Our study has limitations regarding the long-term data (>30 days) in outcomes. In addition, the appropriateness and cost of maximal medical therapy were not assessed. The observational and non-blinded nature of the registry could lead to potentially biased selections and retrospective analysis of registry data, where confounding variables could have impacted the results. However, we controlled for known confounding variables in this study’s statistical Cox regressions. We did not assess patient-level expenditures such as laboratory tests, imaging, or pharmacological therapy such as devices (mechanical ventilation, IABP, and other support), so the overall cost presented here is lower than previously reported. However, adjusting the costs of a healthcare intervention can help provide a more accurate estimate of the total cost of the intervention, as it accounts for the additional costs associated with treating these outcomes. And perspective gained by the 1 and 2-way sensitivity analysis is important due to the uncertainty surrounding real-world costs, as well as the potential variability in patient outcomes and healthcare resource utilization. Despite these shortcomings, we can confirm that the NR strategy, known to have more MACE and higher resource consumption, came at a higher burden to the financial healthcare system.

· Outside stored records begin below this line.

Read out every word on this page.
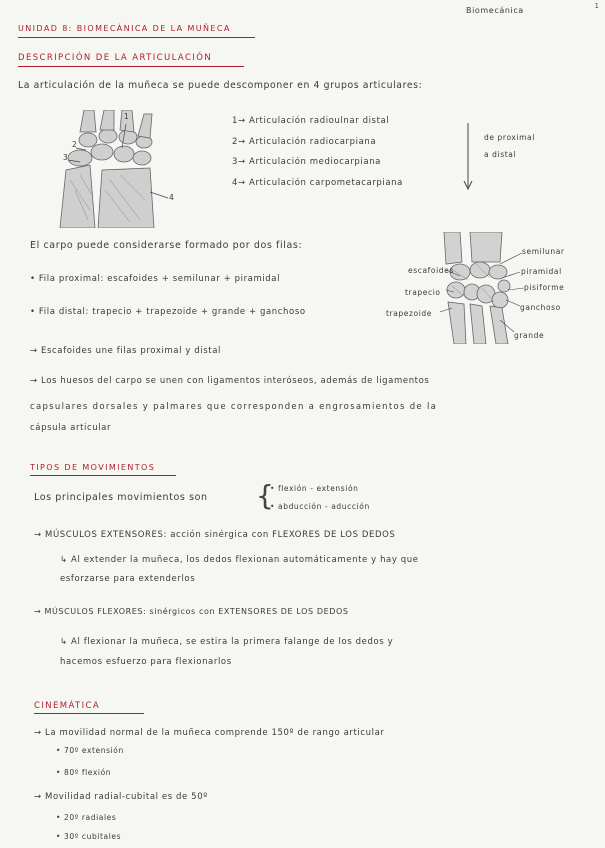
1
Biomecánica
UNIDAD 8: BIOMECÁNICA DE LA MUÑECA
DESCRIPCIÓN DE LA ARTICULACIÓN
La articulación de la muñeca se puede descomponer en 4 grupos articulares:
1
2
3
4
1→ Articulación radioulnar distal
2→ Articulación radiocarpiana
3→ Articulación mediocarpiana
4→ Articulación carpometacarpiana
de proximal
a distal
El carpo puede considerarse formado por dos filas:
• Fila proximal: escafoides + semilunar + piramidal
• Fila distal: trapecio + trapezoide + grande + ganchoso
→ Escafoides une filas proximal y distal
semilunar
piramidal
pisiforme
ganchoso
grande
escafoides
trapecio
trapezoide
→ Los huesos del carpo se unen con ligamentos interóseos, además de ligamentos
capsulares dorsales y palmares que corresponden a engrosamientos de la
cápsula articular
TIPOS DE MOVIMIENTOS
Los principales movimientos son {
• flexión - extensión
• abducción - aducción
→ MÚSCULOS EXTENSORES: acción sinérgica con FLEXORES DE LOS DEDOS
↳ Al extender la muñeca, los dedos flexionan automáticamente y hay que
esforzarse para extenderlos
→ MÚSCULOS FLEXORES: sinérgicos con EXTENSORES DE LOS DEDOS
↳ Al flexionar la muñeca, se estira la primera falange de los dedos y
hacemos esfuerzo para flexionarlos
CINEMÁTICA
→ La movilidad normal de la muñeca comprende 150º de rango articular
• 70º extensión
• 80º flexión
→ Movilidad radial-cubital es de 50º
• 20º radiales
• 30º cubitales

Since STEMI continues to be one of the most significant public health burdens in our healthcare system, the present findings should encourage policymakers and health services to identify the PI strategy as an appropriate strategy in the context of STEMI in our area. Where pPCI centers are scarce, using a PI strategy can lead to a practical approach equal to that of pPCI in reducing the net financial burden of STEMI on the healthcare system. Moreover, it may reduce the strain imposed on the physician and the patient dealing with STEMI-related complications and the net financial burden by giving time to refer to a PCI center.

Conclusions

In an upper-middle-income country, where patient and system delays are expected, the PI was associated with a similar length of stay and mortality and no increased costs. Furthermore, with lower MACE compared with pPCI, PI is a cost-effective and cost-saving strategy compared with NR.

Data Sharing Statement

The data underlying this article will be shared on reasonable request to the corresponding author.

Acknowledgment

The authors thank the secretarial staff of the Coronary Care Unit, Leticia Casiano and Laura Armas, for their valuable cooperation in the preparation of this manuscript.

Disclosure

Dr Alexandra Arias-Mendoza reports personal fees from Boehringer, personal fees from Novartis, personal fees from Novonordisk, outside the submitted work. The authors report no other conflicts of interest in this work.